"Estábamos en el polígono especial de Holguín, movilizados por las fuerzas armadas, vestidos de verde olivo con mochila, casco y fusil, preparándonos por si venían los yanquis. Diariamente cruzaba con mi escuadra un campo de alambradas con tramos incendiados, vadeábamos ríos, nos tirábamos de alturas desproporcionadas. Realizamos marchas interminables y regresábamos al campamento de noche, molido de cansancio.
"Dormíamos en hamacas amarradas de árboles, picado por los bichos. La última semana fue supervivencia: alimentarnos de lo que encontráramos: iguanas, pájaros, frutas, raíces. Eran seis escuadras y cada una tomó un rumbo distinto. Además de la supervivencia debíamos emboscarnos, atacarnos y tomar prisioneros”.
Cuenta mi vecino que al cuarto día estaban exhaustos, la desesperación se adueñó de los soldados.
“Le disparamos a las auras tiñosas que volaban bajo, para ver si matábamos alguna para asarla en la fogata. Mi escuadra persiguió un majá y cuando conseguimos cercarlo avanzamos sobre él en un círculo, pero en el último instante se escabulló por un agujero en la tierra”.
Caminaron angustiados todo el día, sin rumbo, más atentos de encontrar algo que sirviera de alimento que de no caer en emboscadas, pero no aparecieron más lagartijas, ni totíes. Ni siquiera un sijú platanero. Solo cactus y arena.
“Al final de la tarde nos hallamos muy débiles. El jefe de la escuadra dijo que era vital encontrar el río para abastecernos de agua y ver si pescábamos algo. Me subí en un árbol para observar y de repente vi a un puerco salvaje que caminaba plácidamente a 100 metros de distancia y lo derribé de una ráfaga.

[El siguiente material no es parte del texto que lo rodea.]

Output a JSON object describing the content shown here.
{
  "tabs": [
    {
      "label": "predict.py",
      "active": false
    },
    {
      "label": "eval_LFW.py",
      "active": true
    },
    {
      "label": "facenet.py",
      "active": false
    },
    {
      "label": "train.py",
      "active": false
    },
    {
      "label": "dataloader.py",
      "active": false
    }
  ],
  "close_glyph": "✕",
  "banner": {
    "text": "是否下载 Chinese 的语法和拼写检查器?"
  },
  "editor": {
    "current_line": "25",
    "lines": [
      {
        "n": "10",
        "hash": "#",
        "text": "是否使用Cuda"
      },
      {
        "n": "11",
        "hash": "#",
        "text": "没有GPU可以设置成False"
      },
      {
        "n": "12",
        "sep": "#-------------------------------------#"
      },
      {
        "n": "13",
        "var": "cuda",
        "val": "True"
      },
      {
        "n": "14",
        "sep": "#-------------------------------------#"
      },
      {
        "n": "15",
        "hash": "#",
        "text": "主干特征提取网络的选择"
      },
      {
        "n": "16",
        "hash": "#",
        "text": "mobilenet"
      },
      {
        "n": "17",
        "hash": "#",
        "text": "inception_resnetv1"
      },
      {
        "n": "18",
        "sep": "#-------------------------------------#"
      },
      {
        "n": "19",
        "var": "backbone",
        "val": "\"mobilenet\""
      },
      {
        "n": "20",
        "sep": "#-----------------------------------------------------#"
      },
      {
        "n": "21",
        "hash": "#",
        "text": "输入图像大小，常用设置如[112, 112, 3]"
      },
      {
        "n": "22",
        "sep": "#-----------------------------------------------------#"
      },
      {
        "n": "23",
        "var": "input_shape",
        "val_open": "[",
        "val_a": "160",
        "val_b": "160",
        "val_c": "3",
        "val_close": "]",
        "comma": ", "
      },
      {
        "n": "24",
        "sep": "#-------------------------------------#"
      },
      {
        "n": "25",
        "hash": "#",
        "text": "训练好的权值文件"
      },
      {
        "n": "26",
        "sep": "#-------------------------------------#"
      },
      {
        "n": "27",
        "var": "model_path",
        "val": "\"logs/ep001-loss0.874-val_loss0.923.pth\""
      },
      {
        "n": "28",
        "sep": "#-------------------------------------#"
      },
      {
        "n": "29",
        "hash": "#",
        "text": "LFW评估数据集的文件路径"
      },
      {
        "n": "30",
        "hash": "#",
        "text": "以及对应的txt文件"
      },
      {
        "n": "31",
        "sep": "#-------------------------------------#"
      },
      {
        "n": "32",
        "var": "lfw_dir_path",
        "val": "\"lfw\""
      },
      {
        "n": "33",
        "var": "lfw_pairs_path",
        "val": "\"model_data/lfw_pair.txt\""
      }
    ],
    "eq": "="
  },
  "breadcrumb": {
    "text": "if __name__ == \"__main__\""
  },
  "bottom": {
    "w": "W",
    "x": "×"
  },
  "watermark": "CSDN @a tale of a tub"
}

“Hubo tremenda algarabía en el grupo y gritos de triunfo. Lo abrimos y lo pelamos con las bayonetas. Lo asamos en una fogata. Pero cuando estaba casi listo comenzó a lloviznar y el fuego se apagó, levantando una humareda que se vio a diez kilómetros. El olor a puerco asado se esparció por el campo multiplicando el hambre de las otras escuadras, que cayeron sobre nosotros con una inquina que daba miedo”.
La persecución de los soldados hambrientos tras el olor del asado duró tres días con sus noches y podría inscribirse en los libros de las grandes batallas. Iban sobre ellos desde los cuatro puntos cardinales y cuenta mi vecino que tuvo que nombrarse jefe de retaguardia para para confundirlos y preservar la carne.
“Borraba las huellas que dejábamos y colocaba rastros falsos, así los puse a pelear entre ellos. Se diezmaron. Nos refugiamos en una cueva y calentamos raciones del asado con la técnica “cocina vietnamita”, que consistía en enterrarlas y liberar el humo a otra parte mediante un conducto de caña brava. Las escuadras enemigas nos pasaban por encima, prolongando la persecución según la dirección del humo.
“Me volví un genio en la estrategia, pues sin disparar un tiro conseguí que se aniquilaran, pero quedó una, que estaba decidido a capturarnos, y apliqué contra ella una idea genial: Guerra bacteriológica. El puerco ya estaba putrefacto, entonces lo dejé sobre una piedra, en un lugar visible, para que lo encontraran”.
Siguiendo el rastro de las huellas dispuestas, la escuadra enemiga lo hallo fácilmente, aplaudieron, soltaron ráfagas al aire y devoraron los restos del animal con desespero.
“Quedaron fuera de combate en el acto. Intoxicados con un bacilo que produce la carne porcina en mal estado. Una ambulancia lo trasladó al hospital de Holguín: vómitos, diarreas, escozor en los ojos, en la lengua, fiebre alta. La victoria de mi escuadra fue contundente y nos graduamos con las notas más altas.
“Esta situación que se vive ahora con la crisis económica y con la pandemia me recuerda mucho aquella contienda, cuando comer carne de puerco se convirtió prácticamente en un asunto de vida o muerte”.